In one exercise we used the German credit dataset and wanted to come up with a decision tree to sort out the bad customers from the good ones. After lots of clicking and choosing values and setting roles, we came up with a tree that had an error rate of 47%. Wow. As well the banker could just flip a coin to choose which customer to give credit and whom not. Ok, probably a bad example, we did learn after that about the cost of misclassification, so we were able to make something better. But anyway, it just kind of made me laugh.
I was reading this blog and came across this interesting information about datamining methods that "miners" choose to use. Now that I know what all those words mean, this became an interesting piece of information for me :)

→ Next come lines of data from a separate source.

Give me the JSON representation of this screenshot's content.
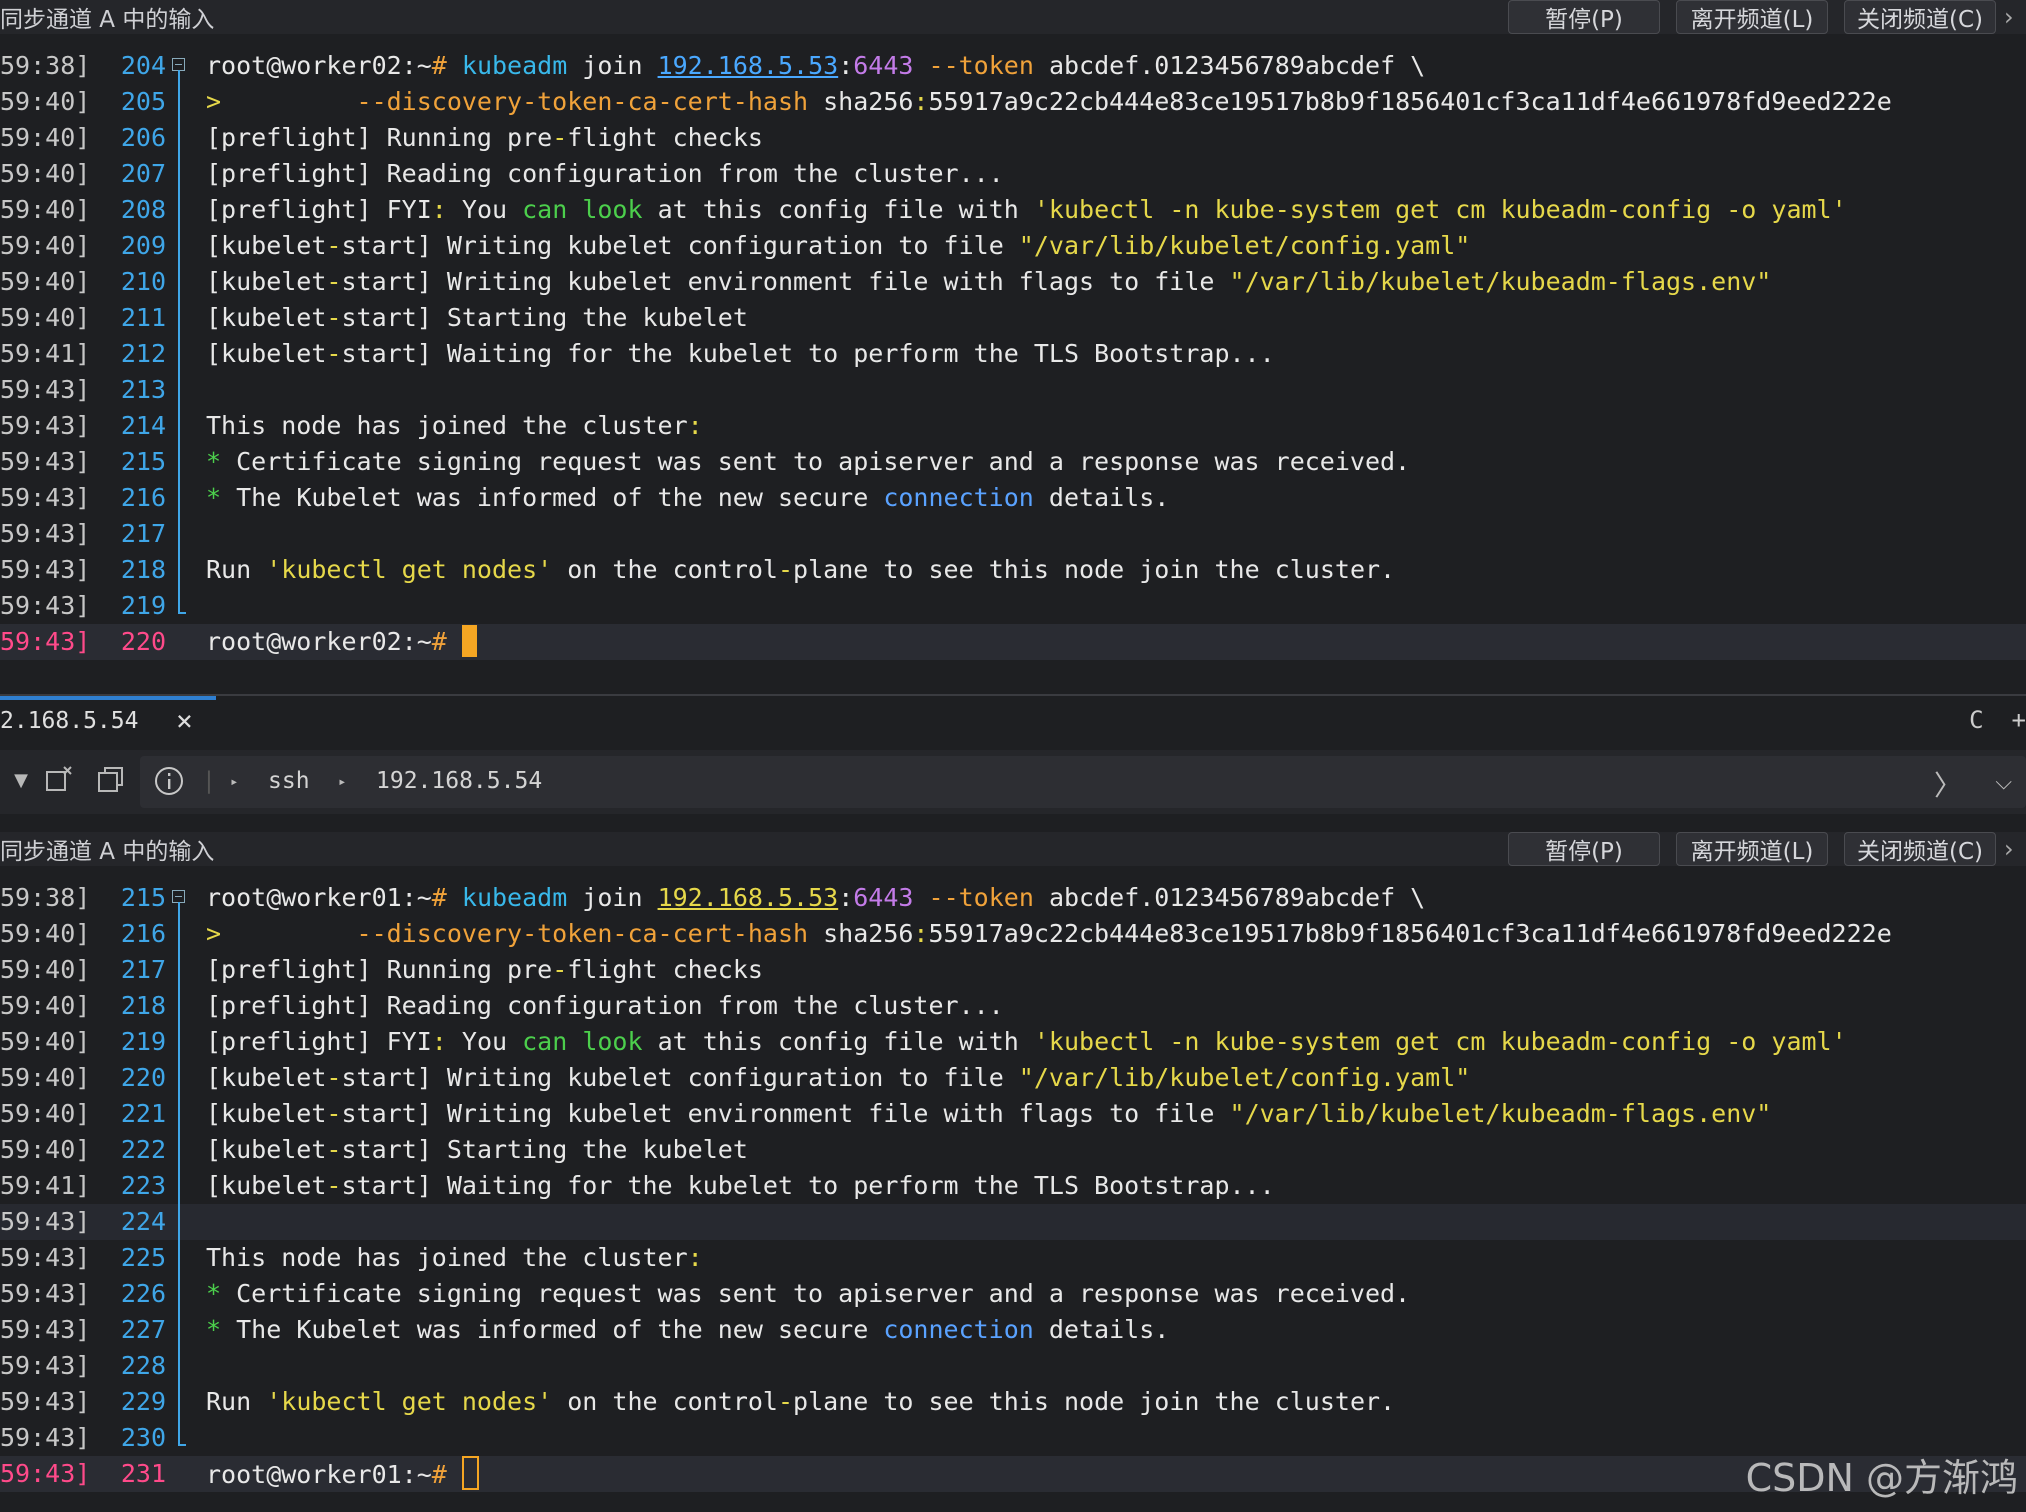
{
  "top_pane": {
    "bar": {
      "title": "同步通道 A 中的输入",
      "pause": "暂停(P)",
      "leave": "离开频道(L)",
      "close": "关闭频道(C)",
      "more": "›"
    },
    "lines": [
      {
        "ts": "59:38]",
        "ln": "204",
        "segs": [
          [
            "root@worker02:~",
            ""
          ],
          [
            "# ",
            "ora"
          ],
          [
            "kubeadm",
            "cyan"
          ],
          [
            " join ",
            ""
          ],
          [
            "192.168.5.53",
            "link"
          ],
          [
            ":",
            ""
          ],
          [
            "6443",
            "pur"
          ],
          [
            " --token",
            "ora"
          ],
          [
            " abcdef.0123456789abcdef \\",
            ""
          ]
        ]
      },
      {
        "ts": "59:40]",
        "ln": "205",
        "segs": [
          [
            "> ",
            "yel"
          ],
          [
            "        --discovery-token-ca-cert-hash",
            "ora"
          ],
          [
            " sha256",
            ""
          ],
          [
            ":",
            "yel"
          ],
          [
            "55917a9c22cb444e83ce19517b8b9f1856401cf3ca11df4e661978fd9eed222e",
            ""
          ]
        ]
      },
      {
        "ts": "59:40]",
        "ln": "206",
        "segs": [
          [
            "[preflight] Running pre",
            ""
          ],
          [
            "-",
            "yel"
          ],
          [
            "flight checks",
            ""
          ]
        ]
      },
      {
        "ts": "59:40]",
        "ln": "207",
        "segs": [
          [
            "[preflight] Reading configuration from the cluster...",
            ""
          ]
        ]
      },
      {
        "ts": "59:40]",
        "ln": "208",
        "segs": [
          [
            "[preflight] FYI",
            ""
          ],
          [
            ":",
            "yel"
          ],
          [
            " You ",
            ""
          ],
          [
            "can look",
            "grn"
          ],
          [
            " at this config file with ",
            ""
          ],
          [
            "'kubectl -n kube-system get cm kubeadm-config -o yaml'",
            "yel"
          ]
        ]
      },
      {
        "ts": "59:40]",
        "ln": "209",
        "segs": [
          [
            "[kubelet",
            ""
          ],
          [
            "-",
            "yel"
          ],
          [
            "start] Writing kubelet configuration to file ",
            ""
          ],
          [
            "\"/var/lib/kubelet/config.yaml\"",
            "yel"
          ]
        ]
      },
      {
        "ts": "59:40]",
        "ln": "210",
        "segs": [
          [
            "[kubelet",
            ""
          ],
          [
            "-",
            "yel"
          ],
          [
            "start] Writing kubelet environment file with flags to file ",
            ""
          ],
          [
            "\"/var/lib/kubelet/kubeadm-flags.env\"",
            "yel"
          ]
        ]
      },
      {
        "ts": "59:40]",
        "ln": "211",
        "segs": [
          [
            "[kubelet",
            ""
          ],
          [
            "-",
            "yel"
          ],
          [
            "start] Starting the kubelet",
            ""
          ]
        ]
      },
      {
        "ts": "59:41]",
        "ln": "212",
        "segs": [
          [
            "[kubelet",
            ""
          ],
          [
            "-",
            "yel"
          ],
          [
            "start] Waiting for the kubelet to perform the TLS Bootstrap...",
            ""
          ]
        ]
      },
      {
        "ts": "59:43]",
        "ln": "213",
        "segs": []
      },
      {
        "ts": "59:43]",
        "ln": "214",
        "segs": [
          [
            "This node has joined the cluster",
            ""
          ],
          [
            ":",
            "yel"
          ]
        ]
      },
      {
        "ts": "59:43]",
        "ln": "215",
        "segs": [
          [
            "* ",
            "grn"
          ],
          [
            "Certificate signing request was sent to apiserver and a response was received.",
            ""
          ]
        ]
      },
      {
        "ts": "59:43]",
        "ln": "216",
        "segs": [
          [
            "* ",
            "grn"
          ],
          [
            "The Kubelet was informed of the new secure ",
            ""
          ],
          [
            "connection",
            "blue"
          ],
          [
            " details.",
            ""
          ]
        ]
      },
      {
        "ts": "59:43]",
        "ln": "217",
        "segs": []
      },
      {
        "ts": "59:43]",
        "ln": "218",
        "segs": [
          [
            "Run ",
            ""
          ],
          [
            "'kubectl get nodes'",
            "yel"
          ],
          [
            " on the control",
            ""
          ],
          [
            "-",
            "yel"
          ],
          [
            "plane to see this node join the cluster.",
            ""
          ]
        ]
      },
      {
        "ts": "59:43]",
        "ln": "219",
        "segs": []
      },
      {
        "ts": "59:43]",
        "ln": "220",
        "segs": [
          [
            "root@worker02:~",
            ""
          ],
          [
            "# ",
            "ora"
          ]
        ],
        "current": true,
        "cursor": "block"
      }
    ]
  },
  "tab": {
    "label": "2.168.5.54",
    "close": "×",
    "right_c": "C",
    "right_plus": "+"
  },
  "toolbar": {
    "protocol": "ssh",
    "host": "192.168.5.54"
  },
  "bottom_pane": {
    "bar": {
      "title": "同步通道 A 中的输入",
      "pause": "暂停(P)",
      "leave": "离开频道(L)",
      "close": "关闭频道(C)",
      "more": "›"
    },
    "lines": [
      {
        "ts": "59:38]",
        "ln": "215",
        "segs": [
          [
            "root@worker01:~",
            ""
          ],
          [
            "# ",
            "ora"
          ],
          [
            "kubeadm",
            "cyan"
          ],
          [
            " join ",
            ""
          ],
          [
            "192.168.5.53",
            "link2"
          ],
          [
            ":",
            ""
          ],
          [
            "6443",
            "pur"
          ],
          [
            " --token",
            "ora"
          ],
          [
            " abcdef.0123456789abcdef \\",
            ""
          ]
        ]
      },
      {
        "ts": "59:40]",
        "ln": "216",
        "segs": [
          [
            "> ",
            "yel"
          ],
          [
            "        --discovery-token-ca-cert-hash",
            "ora"
          ],
          [
            " sha256",
            ""
          ],
          [
            ":",
            "yel"
          ],
          [
            "55917a9c22cb444e83ce19517b8b9f1856401cf3ca11df4e661978fd9eed222e",
            ""
          ]
        ]
      },
      {
        "ts": "59:40]",
        "ln": "217",
        "segs": [
          [
            "[preflight] Running pre",
            ""
          ],
          [
            "-",
            "yel"
          ],
          [
            "flight checks",
            ""
          ]
        ]
      },
      {
        "ts": "59:40]",
        "ln": "218",
        "segs": [
          [
            "[preflight] Reading configuration from the cluster...",
            ""
          ]
        ]
      },
      {
        "ts": "59:40]",
        "ln": "219",
        "segs": [
          [
            "[preflight] FYI",
            ""
          ],
          [
            ":",
            "yel"
          ],
          [
            " You ",
            ""
          ],
          [
            "can look",
            "grn"
          ],
          [
            " at this config file with ",
            ""
          ],
          [
            "'kubectl -n kube-system get cm kubeadm-config -o yaml'",
            "yel"
          ]
        ]
      },
      {
        "ts": "59:40]",
        "ln": "220",
        "segs": [
          [
            "[kubelet",
            ""
          ],
          [
            "-",
            "yel"
          ],
          [
            "start] Writing kubelet configuration to file ",
            ""
          ],
          [
            "\"/var/lib/kubelet/config.yaml\"",
            "yel"
          ]
        ]
      },
      {
        "ts": "59:40]",
        "ln": "221",
        "segs": [
          [
            "[kubelet",
            ""
          ],
          [
            "-",
            "yel"
          ],
          [
            "start] Writing kubelet environment file with flags to file ",
            ""
          ],
          [
            "\"/var/lib/kubelet/kubeadm-flags.env\"",
            "yel"
          ]
        ]
      },
      {
        "ts": "59:40]",
        "ln": "222",
        "segs": [
          [
            "[kubelet",
            ""
          ],
          [
            "-",
            "yel"
          ],
          [
            "start] Starting the kubelet",
            ""
          ]
        ]
      },
      {
        "ts": "59:41]",
        "ln": "223",
        "segs": [
          [
            "[kubelet",
            ""
          ],
          [
            "-",
            "yel"
          ],
          [
            "start] Waiting for the kubelet to perform the TLS Bootstrap...",
            ""
          ]
        ]
      },
      {
        "ts": "59:43]",
        "ln": "224",
        "segs": [],
        "highlight": true
      },
      {
        "ts": "59:43]",
        "ln": "225",
        "segs": [
          [
            "This node has joined the cluster",
            ""
          ],
          [
            ":",
            "yel"
          ]
        ]
      },
      {
        "ts": "59:43]",
        "ln": "226",
        "segs": [
          [
            "* ",
            "grn"
          ],
          [
            "Certificate signing request was sent to apiserver and a response was received.",
            ""
          ]
        ]
      },
      {
        "ts": "59:43]",
        "ln": "227",
        "segs": [
          [
            "* ",
            "grn"
          ],
          [
            "The Kubelet was informed of the new secure ",
            ""
          ],
          [
            "connection",
            "blue"
          ],
          [
            " details.",
            ""
          ]
        ]
      },
      {
        "ts": "59:43]",
        "ln": "228",
        "segs": []
      },
      {
        "ts": "59:43]",
        "ln": "229",
        "segs": [
          [
            "Run ",
            ""
          ],
          [
            "'kubectl get nodes'",
            "yel"
          ],
          [
            " on the control",
            ""
          ],
          [
            "-",
            "yel"
          ],
          [
            "plane to see this node join the cluster.",
            ""
          ]
        ]
      },
      {
        "ts": "59:43]",
        "ln": "230",
        "segs": []
      },
      {
        "ts": "59:43]",
        "ln": "231",
        "segs": [
          [
            "root@worker01:~",
            ""
          ],
          [
            "# ",
            "ora"
          ]
        ],
        "current": true,
        "cursor": "hollow"
      }
    ]
  },
  "watermark": "CSDN @方渐鸿"
}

• Correspondingly, the most commonly used algorithms are regression (79 percent), decision trees (77 percent) and cluster analysis (72 percent). Again, this reflects what we have seen in our own work. Regression certainly remains the algorithm of choice for large sections of the academic community and within the financial services sector. More and more data miners, however, are using decision trees, and cluster analysis has long been the bedrock of the marketing community.I personally thought that most useful techniques for me could be mining association rules, clustering analysis and maybe the use of decision trees. To be seen.
What I was actually pretty amazed about was that Datamining is very related to predicting missing values, i.e. the same methods that many recommender systems/studies use to predict the missing values of ratings. Another thing which was totally new was that Datamining and Machine learning are actually very related, well, quasi-overlapping, I guess.